The Fast And The Furious (2001)

THE FAST AND AND THE FURIOUS gear-jammed a fresh new franchise into the dumbasphere with this 2001 payload of floored testosterone, nubile bod pods and first & foremost, a fleet of souped-up steeds. While a new ride in Franchiseland, it didn’t exactly get fresh with inspiration, basically just updating the dodo drag race flicks of the Ike Age to appease the adrenaline fixes for audiences somehow intrigued by one of America’s daft & dangerous “subcultures”. WGAF would be one response, but the box office rules: $38,000,000 worth of wild stunts, bromantic posturing and chickbait teasing ranked 14th for the year. The $207,306,000 gross opened a can of whup, spawning a legion of sequels, spinoffs, and paraphernalia that by 2022 had put more than six billion bucks in rich people’s pockets. Make America Pay Again!

Uh, Mom, this is my…

While about as deep as a Slip N’ Slide, it’s actually better than scoffers might guess (put down that History of Philosophy, Vol.XI, Johnny, we’re talking race-car movies) thanks to the Dude ambience of stars Paul Walker and Vin Diesel (a movie to match a name), impressive cinematography (Ericson Core) and some truly hairy stunt work. Plot? Dialogue? Social Responsibility? Right.

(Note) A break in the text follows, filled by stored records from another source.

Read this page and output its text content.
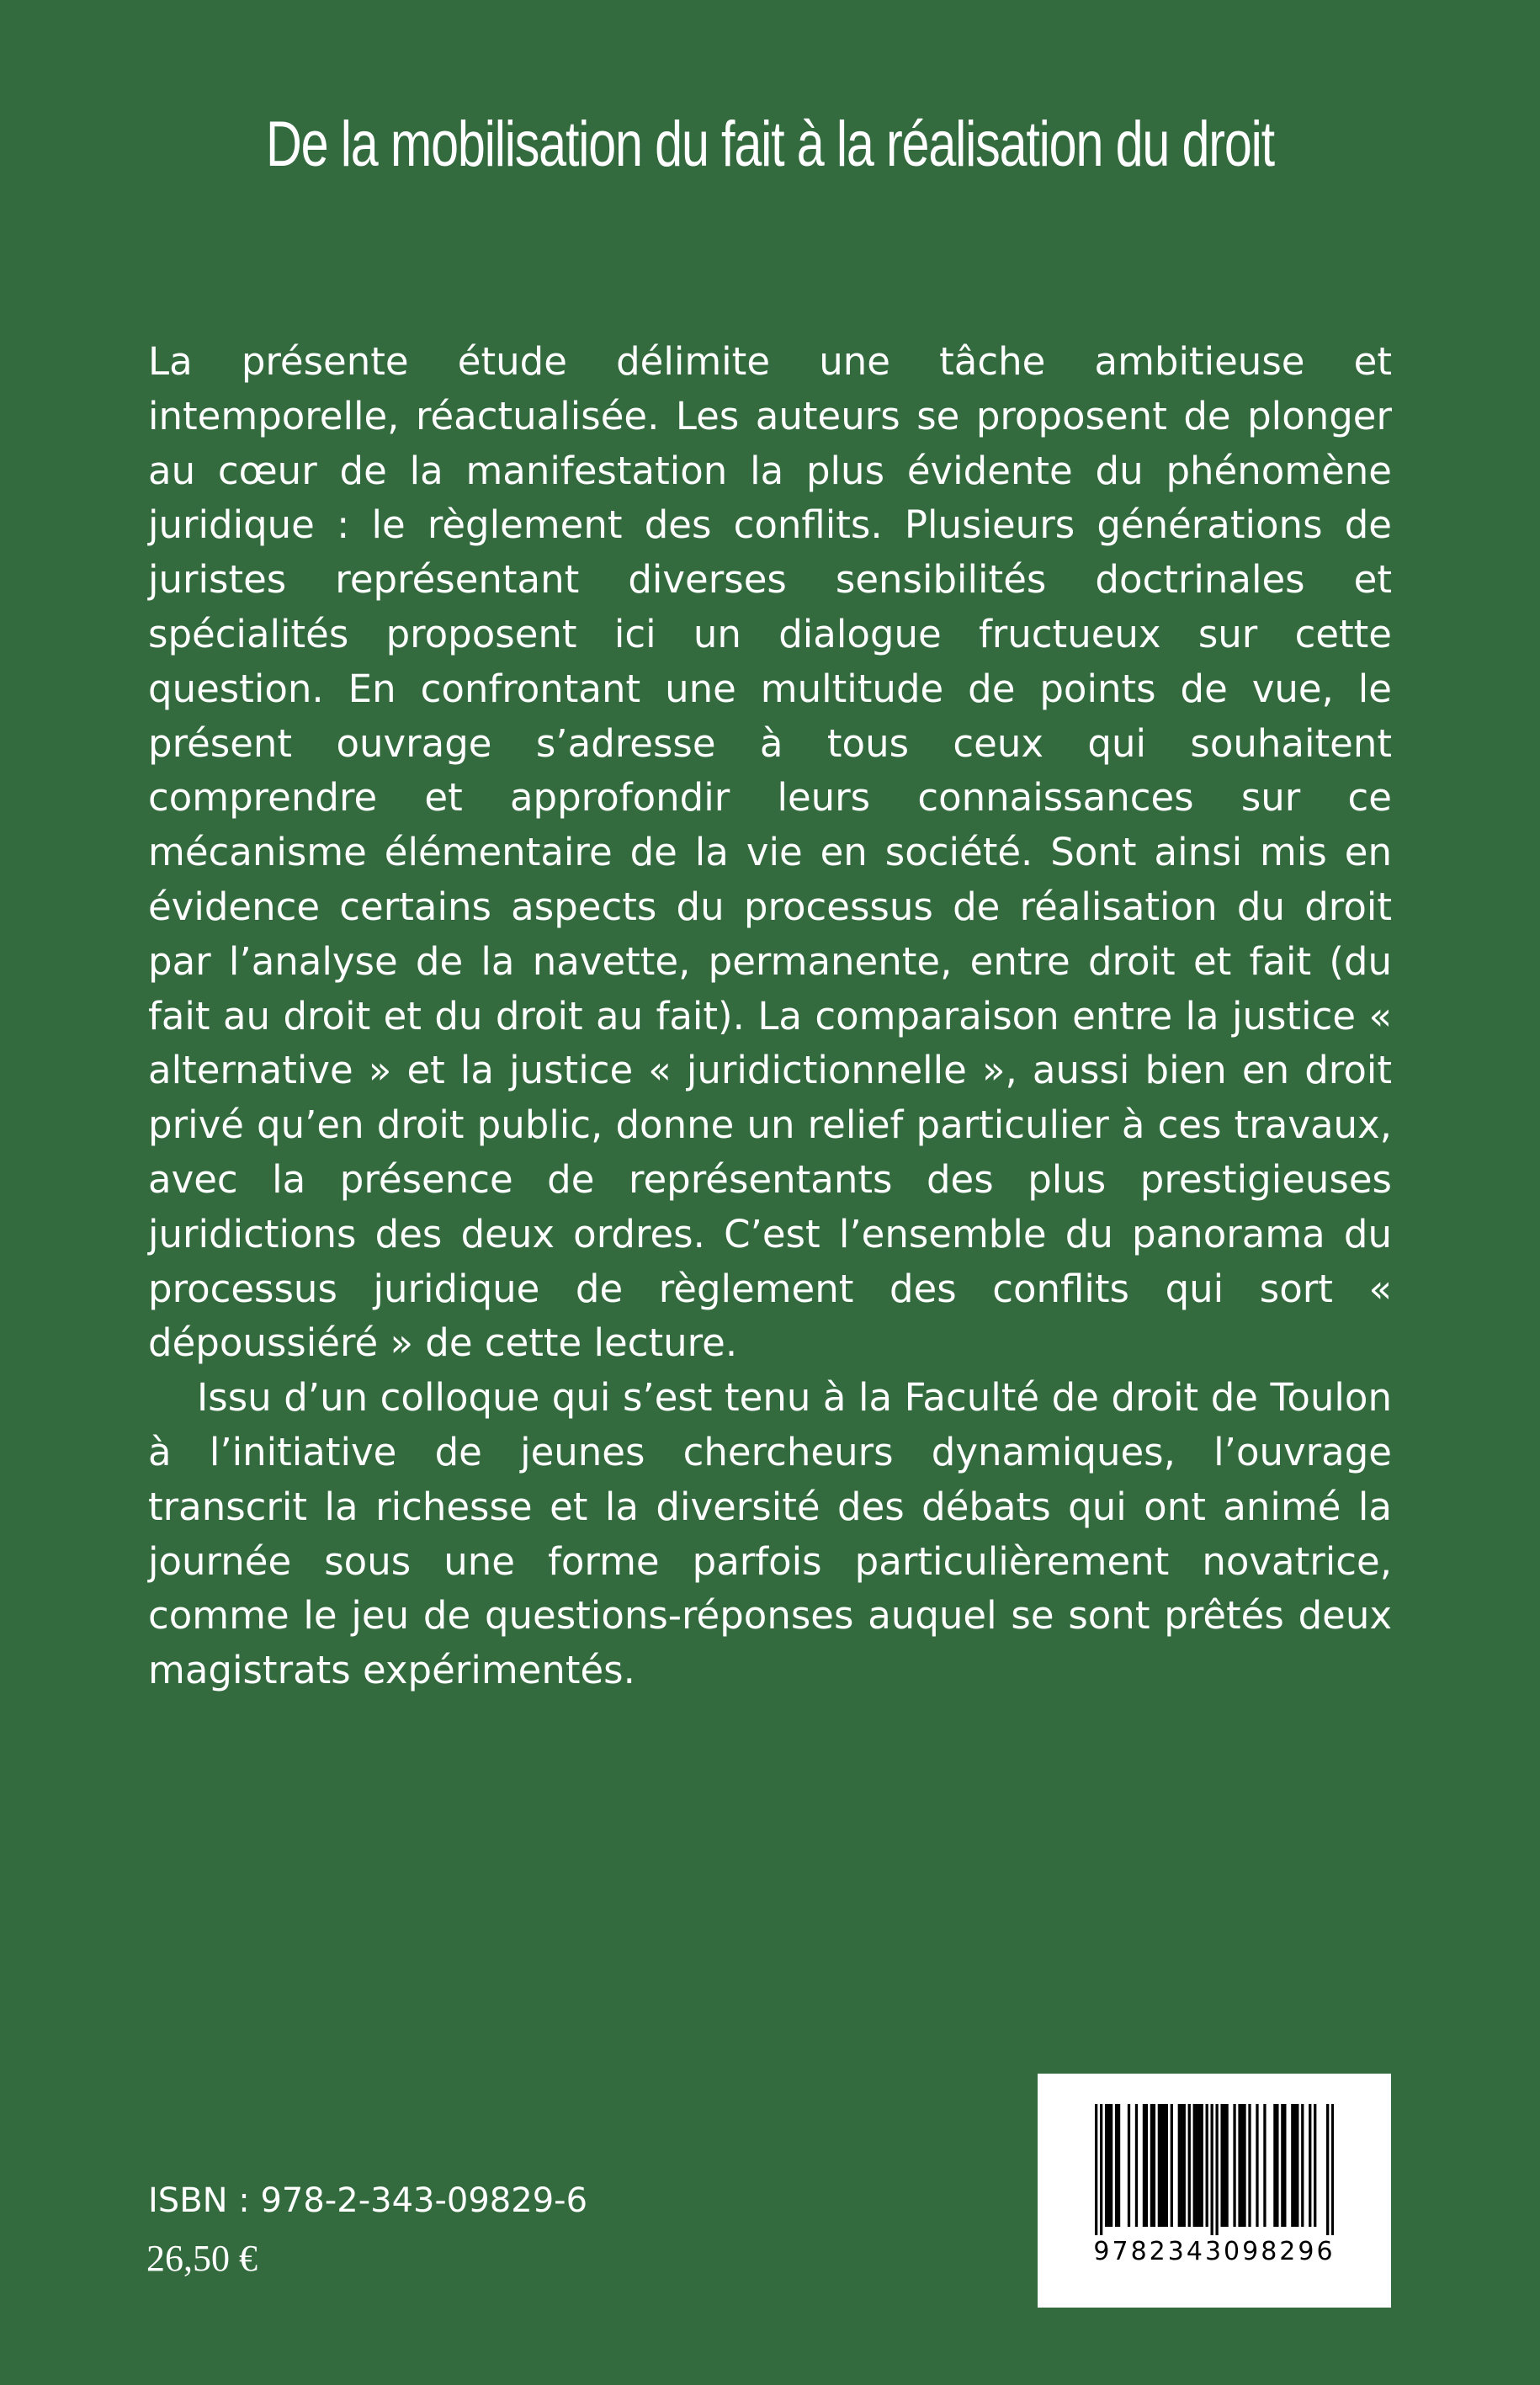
De la mobilisation du fait à la réalisation du droit

La présente étude délimite une tâche ambitieuse et intemporelle, réactualisée. Les auteurs se proposent de plonger au cœur de la manifestation la plus évidente du phénomène juridique : le règlement des conflits. Plusieurs générations de juristes représentant diverses sensibilités doctrinales et spécialités proposent ici un dialogue fructueux sur cette question. En confrontant une multitude de points de vue, le présent ouvrage s’adresse à tous ceux qui souhaitent comprendre et approfondir leurs connaissances sur ce mécanisme élémentaire de la vie en société. Sont ainsi mis en évidence certains aspects du processus de réalisation du droit par l’analyse de la navette, permanente, entre droit et fait (du fait au droit et du droit au fait). La comparaison entre la justice « alternative » et la justice « juridictionnelle », aussi bien en droit privé qu’en droit public, donne un relief particulier à ces travaux, avec la présence de représentants des plus prestigieuses juridictions des deux ordres. C’est l’ensemble du panorama du processus juridique de règlement des conflits qui sort « dépoussiéré » de cette lecture.

Issu d’un colloque qui s’est tenu à la Faculté de droit de Toulon à l’initiative de jeunes chercheurs dynamiques, l’ouvrage transcrit la richesse et la diversité des débats qui ont animé la journée sous une forme parfois particulièrement novatrice, comme le jeu de questions-réponses auquel se sont prêtés deux magistrats expérimentés.

ISBN : 978-2-343-09829-6
26,50 €	9782343098296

‘The Producers Disclaim Any Approval of Subsequent Aping Behavior from The Young & Idiotic Trying to Re-enact Thrills on City Streets Near You.’

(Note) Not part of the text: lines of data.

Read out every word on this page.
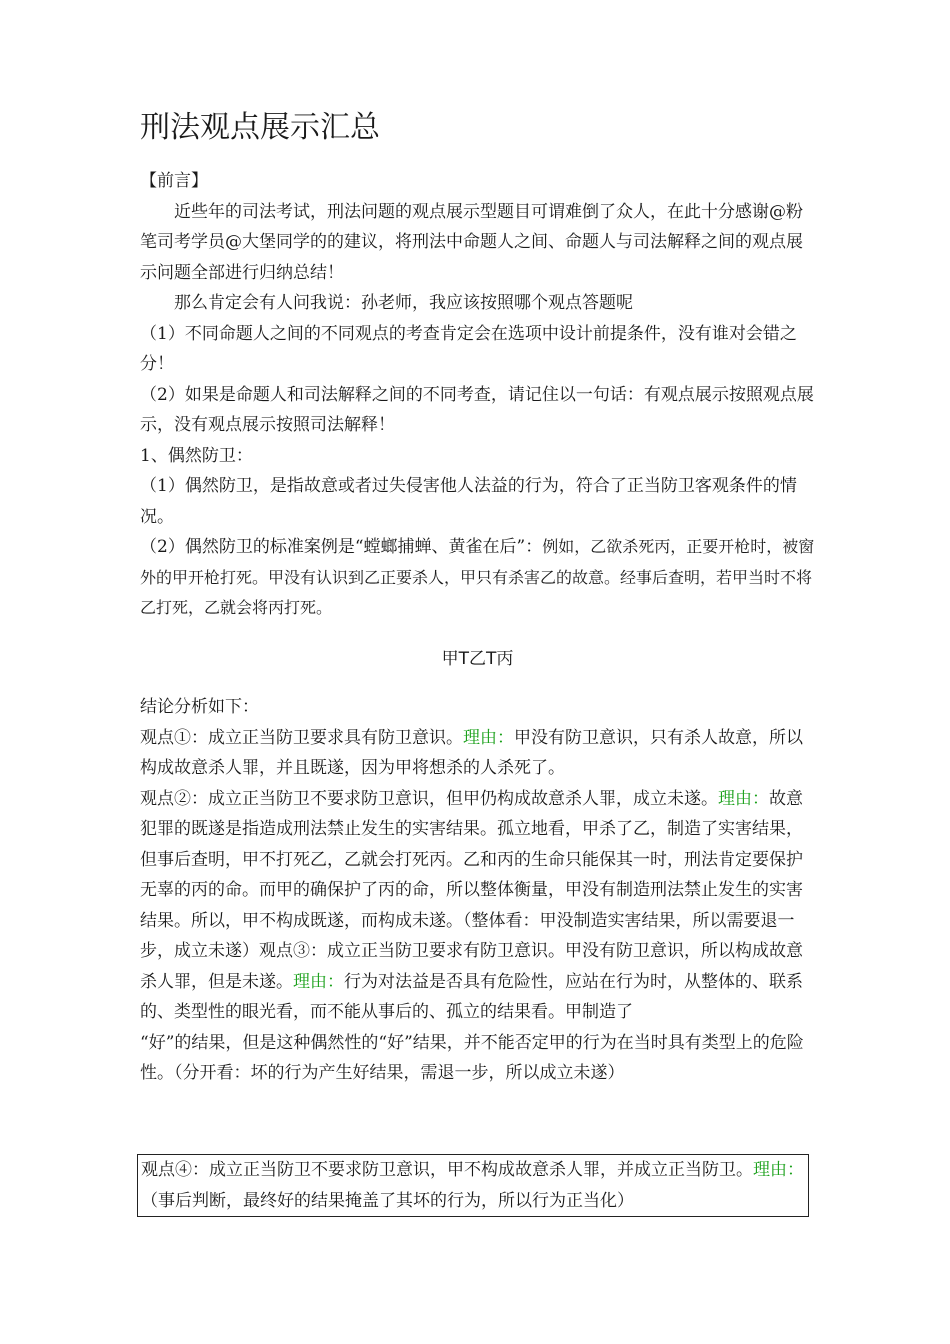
刑法观点展示汇总

【前言】

近些年的司法考试，刑法问题的观点展示型题目可谓难倒了众人，在此十分感谢@粉笔司考学员@大堡同学的的建议，将刑法中命题人之间、命题人与司法解释之间的观点展示问题全部进行归纳总结！

那么肯定会有人问我说：孙老师，我应该按照哪个观点答题呢

（1）不同命题人之间的不同观点的考查肯定会在选项中设计前提条件，没有谁对会错之分！

（2）如果是命题人和司法解释之间的不同考查，请记住以一句话：有观点展示按照观点展示，没有观点展示按照司法解释！

1、偶然防卫：

（1）偶然防卫，是指故意或者过失侵害他人法益的行为，符合了正当防卫客观条件的情况。

（2）偶然防卫的标准案例是“螳螂捕蝉、黄雀在后”：例如，乙欲杀死丙，正要开枪时，被窗外的甲开枪打死。甲没有认识到乙正要杀人，甲只有杀害乙的故意。经事后查明，若甲当时不将乙打死，乙就会将丙打死。

甲T乙T丙

结论分析如下：

观点①：成立正当防卫要求具有防卫意识。理由：甲没有防卫意识，只有杀人故意，所以构成故意杀人罪，并且既遂，因为甲将想杀的人杀死了。

观点②：成立正当防卫不要求防卫意识，但甲仍构成故意杀人罪，成立未遂。理由：故意犯罪的既遂是指造成刑法禁止发生的实害结果。孤立地看，甲杀了乙，制造了实害结果，但事后查明，甲不打死乙，乙就会打死丙。乙和丙的生命只能保其一时，刑法肯定要保护无辜的丙的命。而甲的确保护了丙的命，所以整体衡量，甲没有制造刑法禁止发生的实害结果。所以，甲不构成既遂，而构成未遂。（整体看：甲没制造实害结果，所以需要退一步，成立未遂）观点③：成立正当防卫要求有防卫意识。甲没有防卫意识，所以构成故意杀人罪，但是未遂。理由：行为对法益是否具有危险性，应站在行为时，从整体的、联系的、类型性的眼光看，而不能从事后的、孤立的结果看。甲制造了

“好”的结果，但是这种偶然性的“好”结果，并不能否定甲的行为在当时具有类型上的危险性。（分开看：坏的行为产生好结果，需退一步，所以成立未遂）

观点④：成立正当防卫不要求防卫意识，甲不构成故意杀人罪，并成立正当防卫。理由：（事后判断，最终好的结果掩盖了其坏的行为，所以行为正当化）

Ending blatantly promises a sequel, so secure were the filmmakers that they would hit a nerve in the vox populi. With Jordana Brewster, Michelle Rodriguez (She Who Spews Attitude), Rick Yune, Chad Lindberg, Johnny Strong (a name to man up to: how many fights did this guy get into before he learned to head-butt & knee-drop?), Matt Schulze, Ted Levine (welcome for a dash of grownupitude), Thom Barry (requisite head cop who demands results), Ja Rule (say), Reggie Lee, Noel Gugliemi (homeboy who be down wid da white boyz—just like real life).

Rob Cohen steered directed. The screenplay was co-splayed by Gary Scott Thompson, Erik Bergquist and David Ayer (Dark Blue, End Of Watch, Fury: whatever is good in the script likely came from him). Music score is of the angry variety. 107 minutes.